Hyrum's sleep (or lack thereof) has become a bit of an obsession for me these past few weeks. I've waffled back and forth about what to do. One moment all I want to do is hold him and show him that I'm here for him in what is clearly a very hard time for him (sleep regression, teething, a cold--all at once, bleh!) and sometimes I find myself frustrated so I just need five minutes away to collect myself and end up ignoring my little guy's cries for that time. Oh what to do, what to do.

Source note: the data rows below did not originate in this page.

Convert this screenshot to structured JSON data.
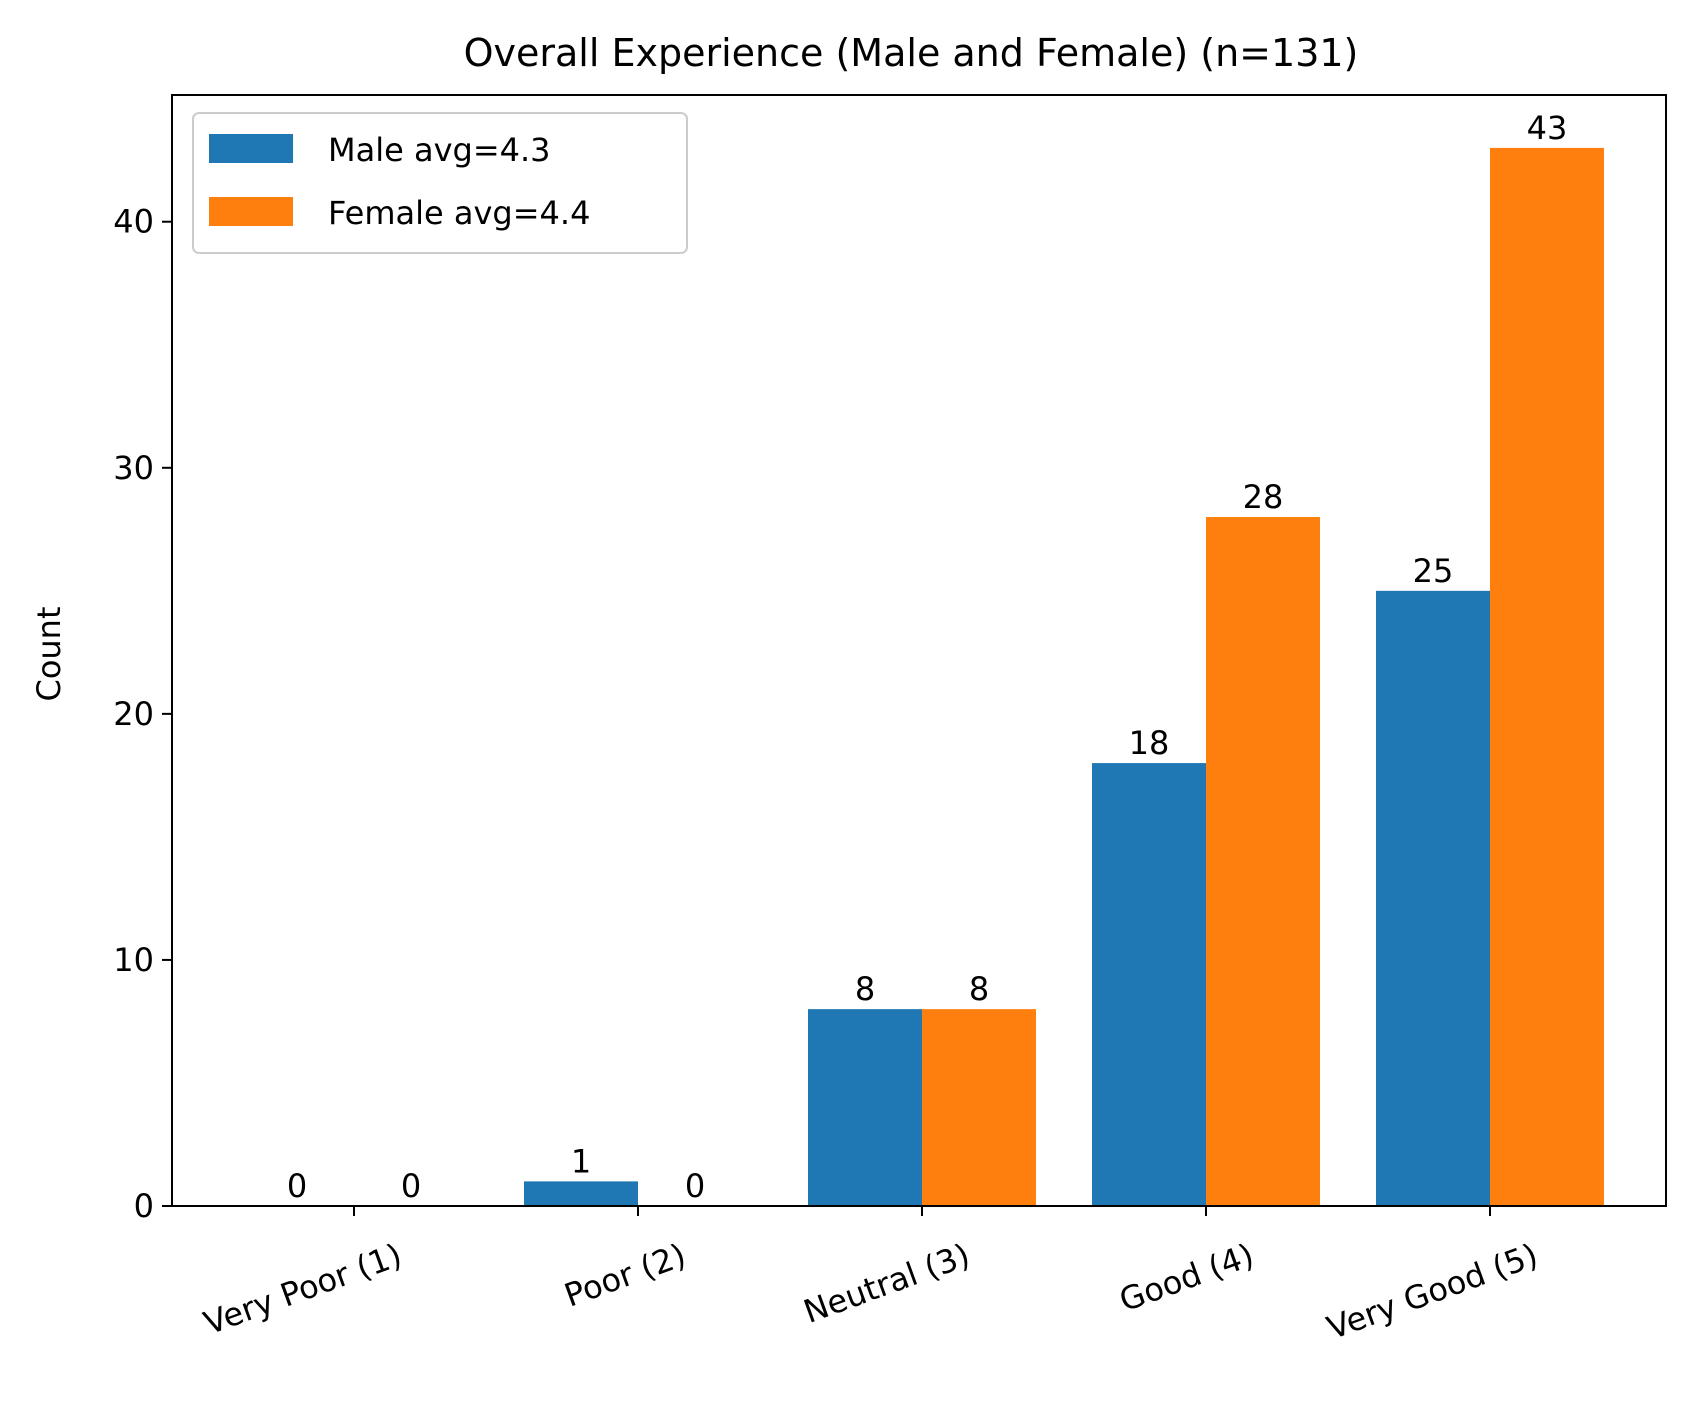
{
  "chart_data": {
    "type": "bar",
    "title": "Overall Experience (Male and Female) (n=131)",
    "xlabel": "",
    "ylabel": "Count",
    "categories": [
      "Very Poor (1)",
      "Poor (2)",
      "Neutral (3)",
      "Good (4)",
      "Very Good (5)"
    ],
    "series": [
      {
        "name": "Male avg=4.3",
        "values": [
          0,
          1,
          8,
          18,
          25
        ],
        "color": "#1f77b4"
      },
      {
        "name": "Female avg=4.4",
        "values": [
          0,
          0,
          8,
          28,
          43
        ],
        "color": "#ff7f0e"
      }
    ],
    "ylim": [
      0,
      45.15
    ],
    "yticks": [
      0,
      10,
      20,
      30,
      40
    ],
    "grid": false,
    "legend_position": "top-left"
  }
}
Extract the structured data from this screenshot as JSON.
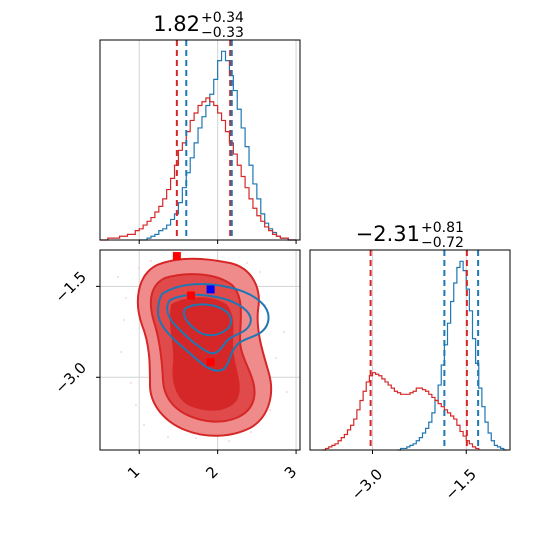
{
  "colors": {
    "blue": "#1f77b4",
    "red": "#d62728",
    "red_light": "#f08b8b",
    "red_mid": "#e04a4a",
    "grid": "#d3d3d3",
    "marker_blue": "#0000ff",
    "marker_red": "#ff0000"
  },
  "chart_data": [
    {
      "panel": "marginal-x",
      "type": "histogram",
      "title": {
        "median": "1.82",
        "plus": "+0.34",
        "minus": "−0.33"
      },
      "xlim": [
        0.5,
        3.05
      ],
      "grid": true,
      "vlines": {
        "red": [
          1.48,
          2.16
        ],
        "blue": [
          1.6,
          2.18
        ]
      },
      "series": [
        {
          "color": "blue",
          "x_start": 1.0,
          "bin_width": 0.05,
          "values": [
            0,
            0,
            1,
            2,
            3,
            5,
            6,
            8,
            11,
            14,
            20,
            28,
            36,
            44,
            52,
            60,
            66,
            72,
            78,
            86,
            96,
            101,
            96,
            88,
            80,
            70,
            60,
            50,
            40,
            30,
            22,
            14,
            9,
            6,
            4,
            2,
            1,
            1,
            0,
            0
          ]
        },
        {
          "color": "red",
          "x_start": 0.5,
          "bin_width": 0.05,
          "values": [
            0,
            0,
            1,
            1,
            1,
            2,
            2,
            3,
            3,
            5,
            6,
            8,
            10,
            12,
            15,
            18,
            22,
            27,
            33,
            40,
            48,
            52,
            58,
            64,
            68,
            72,
            74,
            76,
            74,
            72,
            68,
            64,
            58,
            52,
            46,
            40,
            34,
            28,
            22,
            17,
            13,
            10,
            7,
            5,
            3,
            2,
            1,
            1,
            0,
            0
          ]
        }
      ]
    },
    {
      "panel": "marginal-y",
      "type": "histogram",
      "title": {
        "median": "−2.31",
        "plus": "+0.81",
        "minus": "−0.72"
      },
      "xlim": [
        -4.0,
        -0.8
      ],
      "xticks": [
        "−3.0",
        "−1.5"
      ],
      "grid": true,
      "vlines": {
        "red": [
          -3.03,
          -1.49
        ],
        "blue": [
          -1.85,
          -1.31
        ]
      },
      "series": [
        {
          "color": "blue",
          "x_start": -2.6,
          "bin_width": 0.05,
          "values": [
            0,
            1,
            1,
            2,
            3,
            4,
            6,
            8,
            11,
            14,
            18,
            24,
            32,
            42,
            55,
            68,
            82,
            96,
            108,
            118,
            122,
            116,
            104,
            90,
            72,
            56,
            40,
            28,
            18,
            11,
            6,
            3,
            2,
            1,
            0
          ]
        },
        {
          "color": "red",
          "x_start": -3.8,
          "bin_width": 0.05,
          "values": [
            0,
            1,
            2,
            3,
            4,
            6,
            8,
            10,
            13,
            16,
            20,
            26,
            32,
            38,
            44,
            48,
            50,
            49,
            48,
            46,
            44,
            42,
            40,
            38,
            37,
            36,
            36,
            36,
            37,
            38,
            40,
            40,
            39,
            38,
            36,
            34,
            32,
            30,
            28,
            26,
            24,
            22,
            20,
            16,
            12,
            9,
            6,
            4,
            2,
            1
          ]
        }
      ]
    },
    {
      "panel": "joint",
      "type": "contour",
      "xlim": [
        0.5,
        3.05
      ],
      "ylim": [
        -4.2,
        -0.9
      ],
      "xticks": [
        "1",
        "2",
        "3"
      ],
      "yticks": [
        "−1.5",
        "−3.0"
      ],
      "grid": true,
      "markers": [
        {
          "color": "marker_blue",
          "x": 1.91,
          "y": -1.55
        },
        {
          "color": "marker_red",
          "x": 1.48,
          "y": -1.0
        },
        {
          "color": "marker_red",
          "x": 1.66,
          "y": -1.65
        },
        {
          "color": "marker_red",
          "x": 1.91,
          "y": -2.75
        }
      ]
    }
  ]
}
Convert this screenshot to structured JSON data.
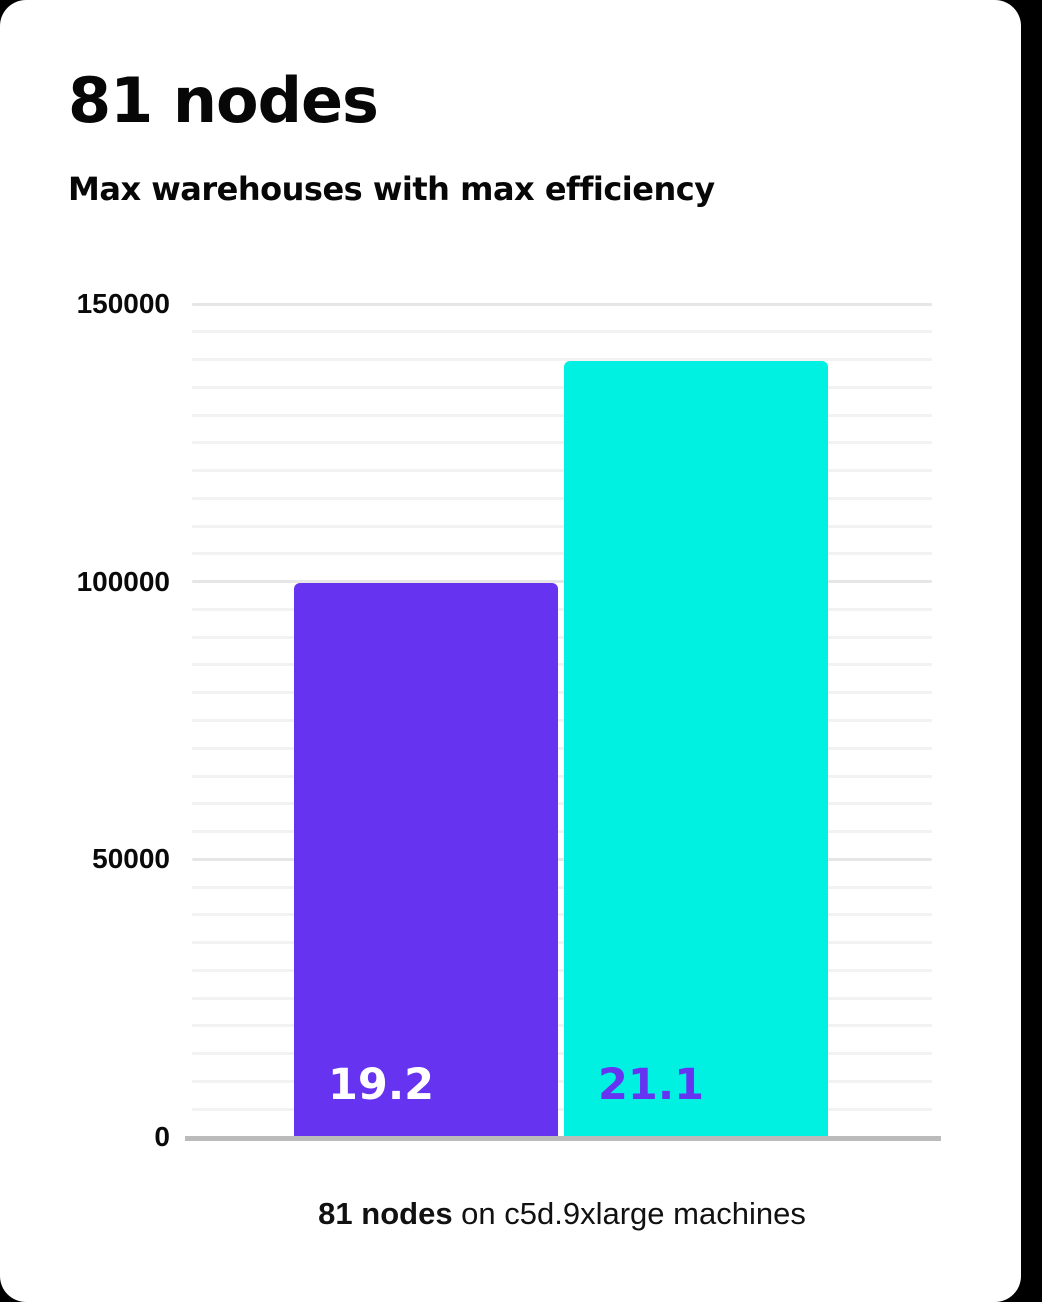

Yeah, I still don't have the answer but here are a few questions/thoughts I keep having:
1) A baby cannot manipulate. It's impossible in the first year of life so at least, no matter what I do, I can remember that this isn't a character flaw or anything. I haven't screwed him up and turned him into a pint-sized sociopath.
2) Mommies are important too. This isn't a one-way relationship so it's alright for me to accept help, let my house be a little messy for a while, or even sleep-train if it comes down to that. I'm not selfish for needing some "me" time or needing sleep.
3) Whatever I choose to do, I want to look back on this period of my life without a lot of guilt and without regret.
4) I want to feel close to my little one. Perhaps I need to up the cuddling, holding, babywearing, etc.
5) This really will end some day. No matter what I choose to do, some day my baby will sleep through the night. It really will happen. In fact, there may be a day when I wish I could get him OUT of bed!
6) At the end of the day there is one person, and one person only, that I can control--me. I can't force my kid to sleep but I can control how I react to it. That being said, 4am me is not the same as 4pm me. Just sayin'.
I know I'm not alone out there. What have some of you mamas done/told yourself during rough patches?